= Fyrtiotalism =

Swedish literary movement

Fyrtiotalism ("Forties-ism", referring to the 1940s) is the name of a literary movement in Swedish literature. The writers were not a united group, but represented a new generation of literature with a modernist tendency. Their work, influenced by writers such as Fyodor Dostoyevsky, Franz Kafka, T. S. Eliot and the events during World War II, marked the breakthrough and establishment of Modernist Swedish literature.

Leading representatives of the movement were Erik Lindegren and Karl Vennberg. Other prominent representatives were Stig Dagerman, the poet Werner Aspenström, novelist Lars Ahlin and critic Lennart Göthberg. The magazine 40-tal (1944-1947) was a central forum for the authors to publish their ideas in articles, essays and literary contributions.

==The literature==
The literature of fyrtiotalism was often experimental and focused on the universal existential questions. A central work is Erik Lindegren's surreal "shattered sonnets" in mannen utan väg (The Man Without a Way, 1942) that expresses the despair and disillusionment of the time. Karl Vennberg's more low-key poetry is marked by skepticism and irony in works such as Halmfackla (Straw Torch, 1944). Werner Aspenström appeared as another prominent poet with his Skriket och tystnaden (The Scream and the Silence, 1946).
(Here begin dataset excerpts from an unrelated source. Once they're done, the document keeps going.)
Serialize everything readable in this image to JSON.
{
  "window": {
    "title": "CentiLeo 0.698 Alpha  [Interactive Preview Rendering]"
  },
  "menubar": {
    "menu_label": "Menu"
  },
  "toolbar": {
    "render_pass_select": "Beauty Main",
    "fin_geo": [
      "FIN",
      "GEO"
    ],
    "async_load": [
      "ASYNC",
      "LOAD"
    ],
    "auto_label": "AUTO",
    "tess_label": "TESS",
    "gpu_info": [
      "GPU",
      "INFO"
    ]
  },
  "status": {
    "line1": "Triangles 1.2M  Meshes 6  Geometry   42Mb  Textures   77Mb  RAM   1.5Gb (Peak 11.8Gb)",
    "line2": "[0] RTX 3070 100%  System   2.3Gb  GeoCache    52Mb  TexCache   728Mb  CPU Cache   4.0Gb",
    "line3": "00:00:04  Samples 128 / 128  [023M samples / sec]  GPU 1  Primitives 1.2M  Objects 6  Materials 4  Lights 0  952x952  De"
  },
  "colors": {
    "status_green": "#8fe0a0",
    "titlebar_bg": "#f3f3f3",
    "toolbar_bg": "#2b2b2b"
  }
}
Stig Dagerman and Lars Ahlin were the leading prose writers. With novels such as Ormen (The Snake, 1945) and De dömdas ö (Island of the Doomed, 1946) Dagerman became one of the best known representatives of fyrtiotalism. The short story was prominent with writers such as Dagerman, Thorsten Jonsson, Sivar Arnér and Olov Jonason.

==The debates==
Fyrtiolism was also noted for its many polemic debates between the modernists and their detractors. The form and language of modernist works such as Lindegren's mannen utan väg was attacked as "incomprehensible" by older critics, which resulted in a heated debate. The debate was further fuelled when Camera obscura (1946) by Jan Wictor (a pseudonym for Lars Gyllensten and a friend), a work that many critics took seriously, turned out to be a parody of modernist poetry. Another debate was about the pessimism in fyrtiotalism literature.